4) The CS technician who was present during the 2/23/10 procedures stated she decontaminated the scope (in between each procedure) in one side of a double sink. She stated she rinsed the scope in the second sink of the double sink and immersed the scope in a solution of Cidex OPA for 12 minutes for "high level disinfection". After disinfection, the scope was rinsed again in the same "rinsing side" of the sink. The practice of rinsing the scope in the same sink before and after the high level disinfection created a potential to re-contaminate the scope prior to use on a patient.

5) The CS technician who was present during the 2/23/10 procedures stated she decontaminated the scope (in between each procedure) in one side of a double sink by wiping the outside of the scope with undiluted Enzol product and squirting the undiluted Enzol through the scope.

The Enzol solution manufacturer instructions stated the solution should be diluted one (1) to two (2) squirts into one (1) gallon of water and the scopes should be immersed and soaked for a minimum of one (1) minute. The instructions stated the solution should be diluted to prevent damage to the scopes. Currently the staff is not immersing the scopes into a soaking solution, and the solution is not being diluted as recommended to prevent possible damage of the scopes.

6) Review of hospital policy "Cleaning, Disinfection, Sterilization of Endoscopes and Accessories", last reviewed 8/09, reveals the policy states that after soaking in Cidex OPA, the procedure is to "Remove the scope from (Cidex OPA) solution and place in 2 gallons of sterile water. Rinse three times in different containers of sterile water for at least one minute in duration per rinse; flush all channels with water with 90 cc; and suction 90 cc of alcohol, followed by forced air drying or 90 cc of air, before scope is stored."

The CS technician who was present during the 2/23/10 procedures stated that after disinfection the scope was rinsed in the "rinsing side" of the sink.
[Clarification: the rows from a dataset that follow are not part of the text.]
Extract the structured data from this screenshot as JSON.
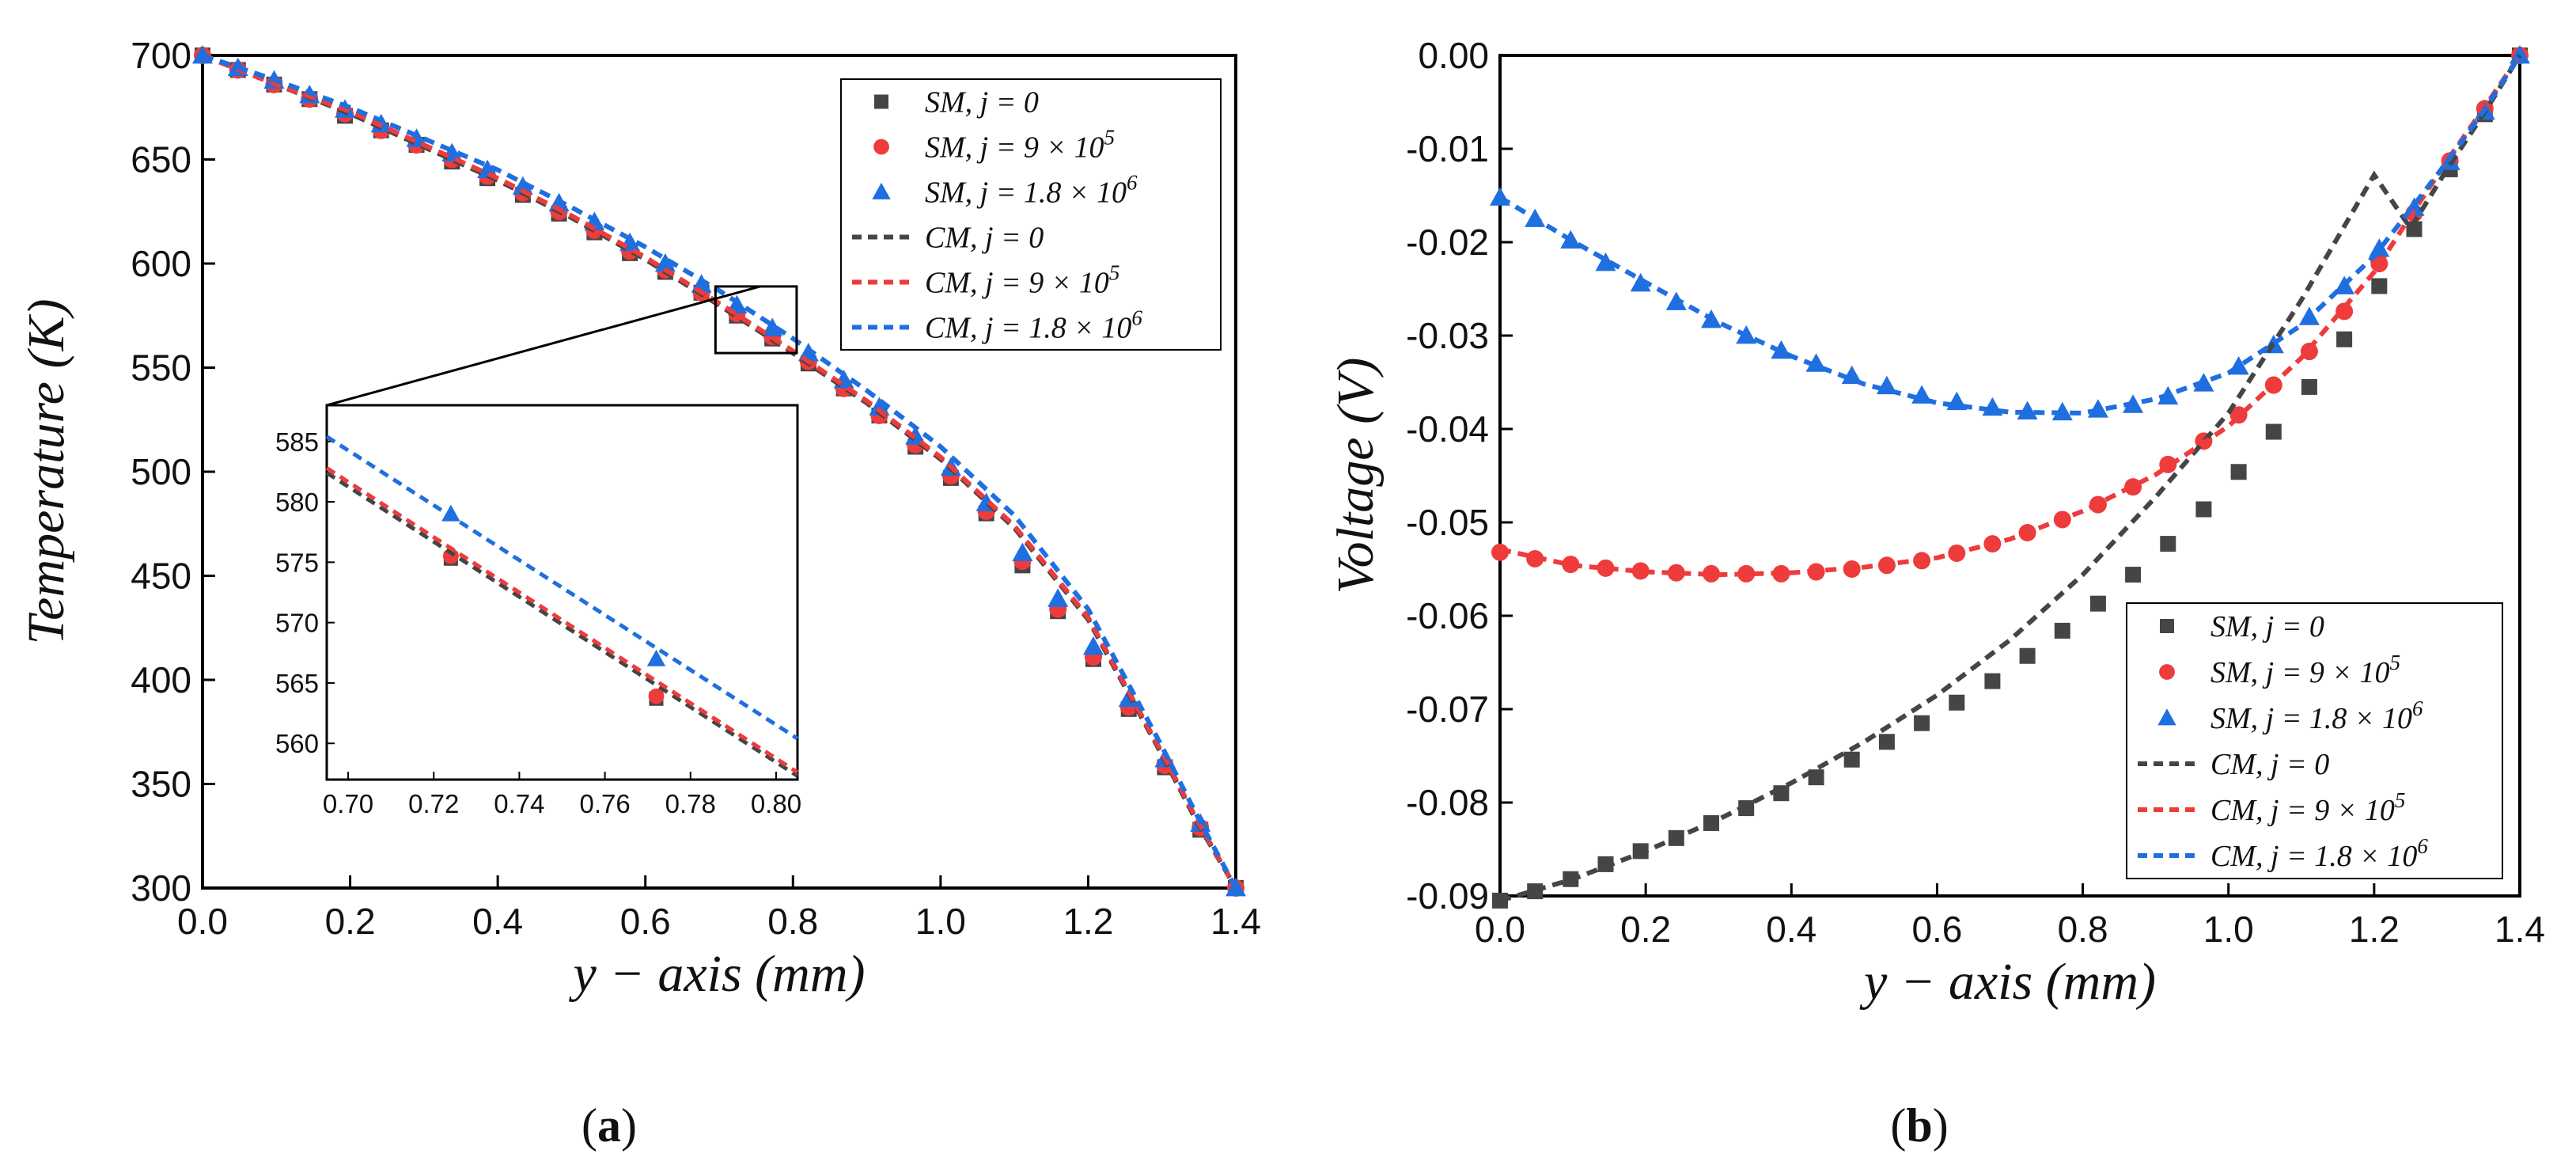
{
  "chart_data": [
    {
      "type": "line",
      "panel": "a",
      "caption": "a",
      "xlabel": "y − axis (mm)",
      "ylabel": "Temperature (K)",
      "xlim": [
        0.0,
        1.4
      ],
      "ylim": [
        300,
        700
      ],
      "xticks": [
        "0.0",
        "0.2",
        "0.4",
        "0.6",
        "0.8",
        "1.0",
        "1.2",
        "1.4"
      ],
      "yticks": [
        "300",
        "350",
        "400",
        "450",
        "500",
        "550",
        "600",
        "650",
        "700"
      ],
      "legend_position": "top-right",
      "legend": [
        "SM, j = 0",
        "SM, j = 9 × 10⁵",
        "SM, j = 1.8 × 10⁶",
        "CM, j = 0",
        "CM, j = 9 × 10⁵",
        "CM, j = 1.8 × 10⁶"
      ],
      "series": [
        {
          "name": "SM, j = 0",
          "style": "marker-square",
          "color": "#454545",
          "x": [
            0.0,
            0.048,
            0.097,
            0.145,
            0.193,
            0.242,
            0.29,
            0.338,
            0.386,
            0.434,
            0.483,
            0.531,
            0.579,
            0.627,
            0.676,
            0.724,
            0.772,
            0.821,
            0.869,
            0.917,
            0.966,
            1.014,
            1.062,
            1.111,
            1.159,
            1.207,
            1.255,
            1.304,
            1.352,
            1.4
          ],
          "y": [
            700,
            693,
            686,
            679,
            671,
            664,
            657,
            649,
            641,
            633,
            624,
            615,
            605,
            596,
            586,
            575,
            564,
            552,
            540,
            527,
            512,
            497,
            480,
            455,
            433,
            410,
            386,
            358,
            328,
            300
          ]
        },
        {
          "name": "SM, j = 9 × 10⁵",
          "style": "marker-circle",
          "color": "#ee3b3b",
          "x": [
            0.0,
            0.048,
            0.097,
            0.145,
            0.193,
            0.242,
            0.29,
            0.338,
            0.386,
            0.434,
            0.483,
            0.531,
            0.579,
            0.627,
            0.676,
            0.724,
            0.772,
            0.821,
            0.869,
            0.917,
            0.966,
            1.014,
            1.062,
            1.111,
            1.159,
            1.207,
            1.255,
            1.304,
            1.352,
            1.4
          ],
          "y": [
            700,
            693,
            686,
            679,
            672,
            664,
            657,
            650,
            642,
            634,
            625,
            616,
            606,
            597,
            586,
            576,
            565,
            553,
            540,
            527,
            513,
            498,
            481,
            457,
            434,
            411,
            387,
            359,
            329,
            300
          ]
        },
        {
          "name": "SM, j = 1.8 × 10⁶",
          "style": "marker-triangle",
          "color": "#1f6fe0",
          "x": [
            0.0,
            0.048,
            0.097,
            0.145,
            0.193,
            0.242,
            0.29,
            0.338,
            0.386,
            0.434,
            0.483,
            0.531,
            0.579,
            0.627,
            0.676,
            0.724,
            0.772,
            0.821,
            0.869,
            0.917,
            0.966,
            1.014,
            1.062,
            1.111,
            1.159,
            1.207,
            1.255,
            1.304,
            1.352,
            1.4
          ],
          "y": [
            700,
            694,
            688,
            681,
            674,
            667,
            660,
            653,
            645,
            637,
            629,
            620,
            610,
            600,
            590,
            580,
            569,
            557,
            544,
            531,
            517,
            502,
            485,
            461,
            439,
            416,
            391,
            362,
            331,
            300
          ]
        },
        {
          "name": "CM, j = 0",
          "style": "dashed",
          "color": "#454545",
          "x": [
            0.0,
            0.1,
            0.2,
            0.3,
            0.4,
            0.5,
            0.6,
            0.7,
            0.8,
            0.9,
            1.0,
            1.1,
            1.2,
            1.3,
            1.35,
            1.4
          ],
          "y": [
            700,
            686,
            672,
            656,
            640,
            622,
            602,
            580,
            557,
            533,
            506,
            473,
            429,
            364,
            330,
            300
          ]
        },
        {
          "name": "CM, j = 9 × 10⁵",
          "style": "dashed",
          "color": "#ee3b3b",
          "x": [
            0.0,
            0.1,
            0.2,
            0.3,
            0.4,
            0.5,
            0.6,
            0.7,
            0.8,
            0.9,
            1.0,
            1.1,
            1.2,
            1.3,
            1.35,
            1.4
          ],
          "y": [
            700,
            686,
            673,
            657,
            641,
            623,
            603,
            581,
            558,
            534,
            507,
            474,
            430,
            365,
            331,
            300
          ]
        },
        {
          "name": "CM, j = 1.8 × 10⁶",
          "style": "dashed",
          "color": "#1f6fe0",
          "x": [
            0.0,
            0.1,
            0.2,
            0.3,
            0.4,
            0.5,
            0.6,
            0.7,
            0.8,
            0.9,
            1.0,
            1.1,
            1.2,
            1.3,
            1.35,
            1.4
          ],
          "y": [
            700,
            688,
            675,
            660,
            645,
            627,
            608,
            587,
            564,
            539,
            512,
            479,
            434,
            368,
            333,
            300
          ]
        }
      ],
      "zoom_box": {
        "xlim": [
          0.695,
          0.805
        ],
        "ylim": [
          557,
          589
        ]
      },
      "inset": {
        "xlim": [
          0.695,
          0.805
        ],
        "ylim": [
          557,
          588
        ],
        "xticks": [
          "0.70",
          "0.72",
          "0.74",
          "0.76",
          "0.78",
          "0.80"
        ],
        "yticks": [
          "560",
          "565",
          "570",
          "575",
          "580",
          "585"
        ],
        "series": [
          {
            "name": "SM, j = 0",
            "style": "marker-square",
            "color": "#454545",
            "x": [
              0.724,
              0.772
            ],
            "y": [
              575.3,
              563.7
            ]
          },
          {
            "name": "SM, j = 9 × 10⁵",
            "style": "marker-circle",
            "color": "#ee3b3b",
            "x": [
              0.724,
              0.772
            ],
            "y": [
              575.5,
              563.9
            ]
          },
          {
            "name": "SM, j = 1.8 × 10⁶",
            "style": "marker-triangle",
            "color": "#1f6fe0",
            "x": [
              0.724,
              0.772
            ],
            "y": [
              579.0,
              567.0
            ]
          },
          {
            "name": "CM, j = 0",
            "style": "dashed",
            "color": "#454545",
            "x": [
              0.695,
              0.805
            ],
            "y": [
              582.4,
              557.3
            ]
          },
          {
            "name": "CM, j = 9 × 10⁵",
            "style": "dashed",
            "color": "#ee3b3b",
            "x": [
              0.695,
              0.805
            ],
            "y": [
              582.8,
              557.6
            ]
          },
          {
            "name": "CM, j = 1.8 × 10⁶",
            "style": "dashed",
            "color": "#1f6fe0",
            "x": [
              0.695,
              0.805
            ],
            "y": [
              585.4,
              560.4
            ]
          }
        ]
      }
    },
    {
      "type": "line",
      "panel": "b",
      "caption": "b",
      "xlabel": "y − axis (mm)",
      "ylabel": "Voltage (V)",
      "xlim": [
        0.0,
        1.4
      ],
      "ylim": [
        -0.09,
        0.0
      ],
      "xticks": [
        "0.0",
        "0.2",
        "0.4",
        "0.6",
        "0.8",
        "1.0",
        "1.2",
        "1.4"
      ],
      "yticks": [
        "-0.09",
        "-0.08",
        "-0.07",
        "-0.06",
        "-0.05",
        "-0.04",
        "-0.03",
        "-0.02",
        "-0.01",
        "0.00"
      ],
      "legend_position": "bottom-right",
      "legend": [
        "SM, j = 0",
        "SM, j = 9 × 10⁵",
        "SM, j = 1.8 × 10⁶",
        "CM, j = 0",
        "CM, j = 9 × 10⁵",
        "CM, j = 1.8 × 10⁶"
      ],
      "series": [
        {
          "name": "SM, j = 0",
          "style": "marker-square",
          "color": "#454545",
          "x": [
            0.0,
            0.048,
            0.097,
            0.145,
            0.193,
            0.242,
            0.29,
            0.338,
            0.386,
            0.434,
            0.483,
            0.531,
            0.579,
            0.627,
            0.676,
            0.724,
            0.772,
            0.821,
            0.869,
            0.917,
            0.966,
            1.014,
            1.062,
            1.111,
            1.159,
            1.207,
            1.255,
            1.304,
            1.352,
            1.4
          ],
          "y": [
            -0.0905,
            -0.0895,
            -0.0882,
            -0.0866,
            -0.0852,
            -0.0838,
            -0.0822,
            -0.0806,
            -0.079,
            -0.0773,
            -0.0754,
            -0.0735,
            -0.0715,
            -0.0693,
            -0.067,
            -0.0643,
            -0.0616,
            -0.0587,
            -0.0556,
            -0.0523,
            -0.0486,
            -0.0446,
            -0.0403,
            -0.0355,
            -0.0304,
            -0.0247,
            -0.0186,
            -0.0122,
            -0.0063,
            0.0
          ]
        },
        {
          "name": "SM, j = 9 × 10⁵",
          "style": "marker-circle",
          "color": "#ee3b3b",
          "x": [
            0.0,
            0.048,
            0.097,
            0.145,
            0.193,
            0.242,
            0.29,
            0.338,
            0.386,
            0.434,
            0.483,
            0.531,
            0.579,
            0.627,
            0.676,
            0.724,
            0.772,
            0.821,
            0.869,
            0.917,
            0.966,
            1.014,
            1.062,
            1.111,
            1.159,
            1.207,
            1.255,
            1.304,
            1.352,
            1.4
          ],
          "y": [
            -0.0532,
            -0.0539,
            -0.0545,
            -0.0549,
            -0.0552,
            -0.0554,
            -0.0555,
            -0.0555,
            -0.0555,
            -0.0553,
            -0.055,
            -0.0546,
            -0.0541,
            -0.0533,
            -0.0523,
            -0.0511,
            -0.0497,
            -0.0481,
            -0.0462,
            -0.0438,
            -0.0413,
            -0.0385,
            -0.0353,
            -0.0317,
            -0.0274,
            -0.0223,
            -0.0169,
            -0.0113,
            -0.0057,
            0.0
          ]
        },
        {
          "name": "SM, j = 1.8 × 10⁶",
          "style": "marker-triangle",
          "color": "#1f6fe0",
          "x": [
            0.0,
            0.048,
            0.097,
            0.145,
            0.193,
            0.242,
            0.29,
            0.338,
            0.386,
            0.434,
            0.483,
            0.531,
            0.579,
            0.627,
            0.676,
            0.724,
            0.772,
            0.821,
            0.869,
            0.917,
            0.966,
            1.014,
            1.062,
            1.111,
            1.159,
            1.207,
            1.255,
            1.304,
            1.352,
            1.4
          ],
          "y": [
            -0.0152,
            -0.0175,
            -0.0198,
            -0.0222,
            -0.0244,
            -0.0264,
            -0.0283,
            -0.03,
            -0.0316,
            -0.033,
            -0.0343,
            -0.0354,
            -0.0364,
            -0.0371,
            -0.0377,
            -0.0381,
            -0.0382,
            -0.0379,
            -0.0374,
            -0.0365,
            -0.0351,
            -0.0333,
            -0.031,
            -0.028,
            -0.0247,
            -0.0207,
            -0.0163,
            -0.0114,
            -0.006,
            0.0
          ]
        },
        {
          "name": "CM, j = 0",
          "style": "dashed",
          "color": "#454545",
          "x": [
            0.0,
            0.1,
            0.2,
            0.3,
            0.4,
            0.5,
            0.6,
            0.7,
            0.8,
            0.9,
            1.0,
            1.1,
            1.2,
            1.25,
            1.3,
            1.35,
            1.4
          ],
          "y": [
            -0.0905,
            -0.0882,
            -0.0852,
            -0.0818,
            -0.0779,
            -0.0735,
            -0.0685,
            -0.0626,
            -0.0556,
            -0.0473,
            -0.0383,
            -0.0262,
            -0.0128,
            -0.0185,
            -0.0122,
            -0.0063,
            0.0
          ]
        },
        {
          "name": "CM, j = 9 × 10⁵",
          "style": "dashed",
          "color": "#ee3b3b",
          "x": [
            0.0,
            0.1,
            0.2,
            0.3,
            0.4,
            0.5,
            0.6,
            0.7,
            0.8,
            0.9,
            1.0,
            1.1,
            1.2,
            1.25,
            1.3,
            1.35,
            1.4
          ],
          "y": [
            -0.0529,
            -0.0546,
            -0.0553,
            -0.0556,
            -0.0554,
            -0.0548,
            -0.0538,
            -0.0518,
            -0.0488,
            -0.0449,
            -0.0397,
            -0.0324,
            -0.0232,
            -0.0172,
            -0.0113,
            -0.0057,
            0.0
          ]
        },
        {
          "name": "CM, j = 1.8 × 10⁶",
          "style": "dashed",
          "color": "#1f6fe0",
          "x": [
            0.0,
            0.1,
            0.2,
            0.3,
            0.4,
            0.5,
            0.6,
            0.7,
            0.8,
            0.9,
            1.0,
            1.1,
            1.2,
            1.25,
            1.3,
            1.35,
            1.4
          ],
          "y": [
            -0.0152,
            -0.0199,
            -0.0243,
            -0.0286,
            -0.0322,
            -0.0352,
            -0.0372,
            -0.0382,
            -0.0383,
            -0.0368,
            -0.034,
            -0.0289,
            -0.0215,
            -0.0165,
            -0.0114,
            -0.006,
            0.0
          ]
        }
      ]
    }
  ]
}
The CS technician stated she dried the inside of the scope by pushing air through with a syringe. She stated the rinsing procedures did not include immersion in three (3) water baths as the policy states, nor any flushing with alcohol.

7) Observations of the storage cabinet at 1:30 p.m. revealed the cabinet did not appear to be clean. There was a dirty towel in the bottom of the cabinet, dust in the top, and drip spots and stains. When the Supervisor of the CS was interviewed, she stated she was not aware of any specified cleaning schedule for the cabinet. She concurred that the scopes are supposed to be cleaned and ready for patient use when hanging in the cabinet.

8) The Infection Control Nurse was interviewed in the morning on 2/25/10. She stated that as part of routine surveillance, she visited the Operating Room suite and the endoscopy procedure room and endoscopy decontamination room weekly. She stated she reviews logs, observes techniques and checks for staff compliance with accepted standards of care relative to infection control. She stated she had not observed any problems with technique with the endoscopy processing. She also provided information relative to the number of endoscopy procedures performed, and she stated there had been over 600 procedures performed during the 2009 year.